The Department of Health and Human Services is investigating a complaint that three of its Biden-era healthcare training programs are illegally distributing federal grant money based on applicants’ skin color.

Cornell University law professor William Jacobson, who founded the Equal Protection Project to promote colorblind civil rights policies, filed the complaint in October.

It asks the agency to cancel three minority fellowships the Biden administration launched in September 2024 to steer $5.7 million toward training Black, Hispanic and Indigenous students as counselors and social workers.

The complaint noted that $2.77 million was already awarded, mostly during President Trump’s second term. The grants pay for racial minorities to complete mental health, addiction counseling and social work credentials.

The HHS Office of Civil Rights confirmed in a Thursday letter to Mr. Jacobson that it was probing the fellowships for illegally requiring grant recipients to meet “race-based selection criteria.”
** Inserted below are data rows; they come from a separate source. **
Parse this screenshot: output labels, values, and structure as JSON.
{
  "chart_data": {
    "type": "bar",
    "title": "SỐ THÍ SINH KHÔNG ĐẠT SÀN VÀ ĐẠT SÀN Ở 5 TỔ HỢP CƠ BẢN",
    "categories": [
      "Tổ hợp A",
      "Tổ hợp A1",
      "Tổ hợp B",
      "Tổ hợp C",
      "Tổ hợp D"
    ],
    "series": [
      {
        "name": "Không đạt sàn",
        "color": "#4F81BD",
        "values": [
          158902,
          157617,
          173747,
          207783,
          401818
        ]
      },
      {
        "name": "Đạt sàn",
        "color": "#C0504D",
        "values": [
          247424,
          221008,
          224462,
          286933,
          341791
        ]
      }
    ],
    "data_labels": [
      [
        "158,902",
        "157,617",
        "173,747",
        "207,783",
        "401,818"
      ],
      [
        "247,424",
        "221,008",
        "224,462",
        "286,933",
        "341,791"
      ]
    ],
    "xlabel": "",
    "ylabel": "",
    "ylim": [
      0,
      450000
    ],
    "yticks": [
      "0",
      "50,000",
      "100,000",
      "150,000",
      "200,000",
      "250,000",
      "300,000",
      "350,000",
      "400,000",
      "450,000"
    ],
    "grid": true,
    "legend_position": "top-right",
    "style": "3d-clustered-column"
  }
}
“OCR enforces Federal civil rights laws that prohibit discrimination in the delivery of health and human services based on race, color, national origin, disability, age, sex, religion, and the exercise of conscience,” Jamie Rahn Ballay, an HHS regional manager, wrote in the letter obtained by The Washington Times.

She confirmed that the grants could violate Section 1557 of the Affordable Care Act, which prohibits preferential treatment in federal healthcare programs based on race or skin color.
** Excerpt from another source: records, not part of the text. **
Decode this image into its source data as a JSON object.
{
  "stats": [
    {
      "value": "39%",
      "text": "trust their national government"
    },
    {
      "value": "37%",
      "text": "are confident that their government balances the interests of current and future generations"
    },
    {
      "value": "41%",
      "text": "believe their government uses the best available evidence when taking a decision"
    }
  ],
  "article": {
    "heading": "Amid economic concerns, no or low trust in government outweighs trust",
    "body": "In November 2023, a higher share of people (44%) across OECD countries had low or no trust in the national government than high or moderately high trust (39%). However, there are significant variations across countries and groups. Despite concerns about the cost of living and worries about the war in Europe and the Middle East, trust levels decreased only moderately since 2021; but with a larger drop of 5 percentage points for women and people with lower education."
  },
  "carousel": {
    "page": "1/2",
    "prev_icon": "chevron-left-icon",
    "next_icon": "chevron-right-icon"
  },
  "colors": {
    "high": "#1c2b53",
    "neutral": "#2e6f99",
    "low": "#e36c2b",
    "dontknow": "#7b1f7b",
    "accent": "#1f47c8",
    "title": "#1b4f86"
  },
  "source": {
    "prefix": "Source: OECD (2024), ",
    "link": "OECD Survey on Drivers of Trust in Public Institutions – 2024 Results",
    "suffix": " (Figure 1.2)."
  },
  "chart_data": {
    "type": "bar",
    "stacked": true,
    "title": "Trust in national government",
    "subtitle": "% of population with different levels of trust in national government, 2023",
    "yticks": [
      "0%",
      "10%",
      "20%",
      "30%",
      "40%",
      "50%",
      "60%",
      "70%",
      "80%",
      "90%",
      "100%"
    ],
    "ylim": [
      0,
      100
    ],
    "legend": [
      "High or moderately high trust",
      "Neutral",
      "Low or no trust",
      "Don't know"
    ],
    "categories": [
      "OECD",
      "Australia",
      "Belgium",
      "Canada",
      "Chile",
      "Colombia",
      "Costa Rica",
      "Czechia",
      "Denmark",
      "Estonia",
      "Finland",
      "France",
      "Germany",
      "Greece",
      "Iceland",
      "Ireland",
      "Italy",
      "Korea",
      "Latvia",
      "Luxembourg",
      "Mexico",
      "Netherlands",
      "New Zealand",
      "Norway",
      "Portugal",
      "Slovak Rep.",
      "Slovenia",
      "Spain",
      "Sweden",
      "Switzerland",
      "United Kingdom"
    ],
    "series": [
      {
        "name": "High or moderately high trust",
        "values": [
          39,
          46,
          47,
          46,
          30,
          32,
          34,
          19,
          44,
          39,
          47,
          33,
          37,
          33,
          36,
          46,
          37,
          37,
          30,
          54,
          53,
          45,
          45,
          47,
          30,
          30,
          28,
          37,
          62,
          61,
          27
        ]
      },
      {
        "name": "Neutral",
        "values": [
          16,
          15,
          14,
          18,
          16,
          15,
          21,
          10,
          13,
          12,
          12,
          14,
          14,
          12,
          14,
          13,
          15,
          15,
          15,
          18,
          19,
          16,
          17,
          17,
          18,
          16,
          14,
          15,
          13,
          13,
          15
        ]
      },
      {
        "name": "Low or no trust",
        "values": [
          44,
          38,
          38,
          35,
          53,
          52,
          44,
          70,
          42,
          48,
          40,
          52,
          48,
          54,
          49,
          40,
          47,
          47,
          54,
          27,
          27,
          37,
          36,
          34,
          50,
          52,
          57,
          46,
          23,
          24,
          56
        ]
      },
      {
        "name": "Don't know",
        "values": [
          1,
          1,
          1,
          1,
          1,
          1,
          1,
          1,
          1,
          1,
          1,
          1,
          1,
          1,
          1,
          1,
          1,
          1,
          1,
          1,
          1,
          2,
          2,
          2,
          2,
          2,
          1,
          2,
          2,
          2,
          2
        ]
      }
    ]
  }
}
Mr. Jacobson noted in an interview with The Times that Mr. Trump reversed two of former President Joseph R. Biden’s executive orders calling for such grants shortly after he returned to office in January 2025.

“Although HHS has weeded out most of the discriminatory grant programs they had, we found three holdovers from the Biden administration,” Mr. Jacobson said in a phone call. “We are asking HHS to live up to the law and President Trump’s executive orders.”
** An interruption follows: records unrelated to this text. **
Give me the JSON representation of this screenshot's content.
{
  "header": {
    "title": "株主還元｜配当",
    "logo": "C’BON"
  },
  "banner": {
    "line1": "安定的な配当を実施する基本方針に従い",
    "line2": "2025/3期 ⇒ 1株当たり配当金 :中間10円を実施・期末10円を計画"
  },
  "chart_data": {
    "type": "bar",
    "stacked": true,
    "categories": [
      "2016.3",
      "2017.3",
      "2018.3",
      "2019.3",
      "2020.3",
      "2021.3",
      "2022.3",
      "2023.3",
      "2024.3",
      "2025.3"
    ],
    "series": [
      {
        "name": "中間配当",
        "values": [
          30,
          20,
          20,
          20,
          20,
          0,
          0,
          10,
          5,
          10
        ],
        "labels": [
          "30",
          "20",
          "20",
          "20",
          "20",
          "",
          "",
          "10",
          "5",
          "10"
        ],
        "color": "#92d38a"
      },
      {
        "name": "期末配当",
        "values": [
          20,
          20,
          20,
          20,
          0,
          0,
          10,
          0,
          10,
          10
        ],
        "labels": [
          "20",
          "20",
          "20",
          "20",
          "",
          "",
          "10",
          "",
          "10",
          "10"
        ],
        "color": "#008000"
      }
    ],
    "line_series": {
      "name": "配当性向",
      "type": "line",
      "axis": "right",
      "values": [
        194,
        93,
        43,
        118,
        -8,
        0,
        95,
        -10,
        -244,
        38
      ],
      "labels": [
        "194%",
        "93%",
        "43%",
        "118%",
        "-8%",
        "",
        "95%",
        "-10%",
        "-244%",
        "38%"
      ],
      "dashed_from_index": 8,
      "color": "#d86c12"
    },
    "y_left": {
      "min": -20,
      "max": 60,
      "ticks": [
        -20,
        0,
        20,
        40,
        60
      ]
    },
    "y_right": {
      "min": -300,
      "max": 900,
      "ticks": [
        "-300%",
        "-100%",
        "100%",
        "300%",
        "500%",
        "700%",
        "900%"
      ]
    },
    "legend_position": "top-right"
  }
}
Mr. Jacobson said he has filed dozens of civil rights complaints with the federal government since launching the Equal Protection Project in 2023.

Several of his cases have proved successful — including a December 2023 complaint with the Department of Education’s Office of Civil Rights that led the University of Arkansas to voluntarily end a Walmart corporate mentoring program open only to racial minorities.

It remains unclear how long the investigation into the three mental health grant programs will last. A source at Health and Human Services said the agency does not comment on active cases.

Attorney Gail Heriot, a senior fellow at the Manhattan Institute and former independent member of the U.S. Commission on Civil Rights, said the minority fellowships are among decades of federal programs that have awarded taxpayer-funded grants based on race or ethnicity rather than financial need.

“Such programs are unconstitutional,” Ms. Heriot said. “It’s going to take a lot of effort to root them out, but it has to be done.”

The Trump administration has canceled dozens of Biden administration programs that steered federal money toward historically disadvantaged minority groups they identified as needing a leg up in education and the workplace.

The future of such programs remains unclear. Analysts on both sides of the issue expect Democrats to restore billions of dollars in canceled grants and defend them in court if they regain control of the White House in 2028.

Omekongo Dibinga, a professor of intercultural communications affiliated with American University’s Antiracist Research and Policy Center, accused the Trump team of gutting “programs that help improve health outcomes for Black and Brown communities” harmed by generations of racism.

“Furthermore, no one wants to talk about the histories of health disparities that led to the health crisis so many in our communities suffer from now,” Mr. Dibinga said in an email. “It’s disgraceful.”